Words by Sam Haddad
“The brain – is wider than the sky.” Emily Dickinson
“All of humanity’s problems stem from man’s inability to sit quietly in a room alone.” Blaise Pascal (both quotes are taken from Silence: In the Age of Noise by Erling Kagge)
I remember the first time I heard silence. Or what my five-year-old head understood to be silence anyway. I was alone in a room. There was no music, no tv, no video games or voices but I could hear the sound of nothingness so loudly it felt like it was blasting through my ears. I couldn’t handle it; I ran downstairs to be with my family.
For most of my childhood and early adulthood I probably fled from that intense quiet as much as I could. Silence was a void, which both scared and bored me in equal measure. I spent a lot of time in loud places with loud friends. And I always listened to music, while reading, walking, working; even going to sleep.
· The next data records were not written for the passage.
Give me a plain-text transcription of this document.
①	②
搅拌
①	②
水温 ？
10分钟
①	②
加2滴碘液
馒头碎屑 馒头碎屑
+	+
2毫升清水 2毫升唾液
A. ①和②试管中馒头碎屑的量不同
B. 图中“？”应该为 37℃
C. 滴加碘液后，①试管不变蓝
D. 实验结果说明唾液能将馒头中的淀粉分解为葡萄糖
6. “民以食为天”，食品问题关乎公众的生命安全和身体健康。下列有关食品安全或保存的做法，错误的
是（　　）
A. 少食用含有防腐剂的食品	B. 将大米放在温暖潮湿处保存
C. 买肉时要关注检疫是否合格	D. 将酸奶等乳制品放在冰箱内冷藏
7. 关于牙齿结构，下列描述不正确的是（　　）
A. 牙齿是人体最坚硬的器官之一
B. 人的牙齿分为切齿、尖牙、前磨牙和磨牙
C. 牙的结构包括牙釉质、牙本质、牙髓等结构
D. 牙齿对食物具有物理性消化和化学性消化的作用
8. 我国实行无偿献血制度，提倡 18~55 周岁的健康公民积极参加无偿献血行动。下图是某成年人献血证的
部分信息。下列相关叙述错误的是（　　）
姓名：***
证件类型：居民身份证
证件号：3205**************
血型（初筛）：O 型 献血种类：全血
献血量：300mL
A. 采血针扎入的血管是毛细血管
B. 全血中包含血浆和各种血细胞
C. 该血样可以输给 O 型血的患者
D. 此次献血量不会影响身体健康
Until I became a parent of noisy young children, I’m not sure I ever sought out silence at all.
“We live in the ‘age of noise’ where ‘silence is a luxury we should seek out, not to mention a crucial rite of passage.”
The Norwegian polar explorer and writer Erling Kagge shared that silence-hating sentiment as a child. But he now feels we live in the “age of noise” where “silence is a luxury” we should seek out, not to mention a crucial rite of passage. He says: “When I was a kid, I hated silence. Silence was when I didn’t have someone to play with or I was waiting for something or I was bored, but today as a father to three teenage daughters, they don’t know what silence is. They don’t experience it, unless they’re sad. Otherwise they see it as useless. That’s why it’s more important than ever.”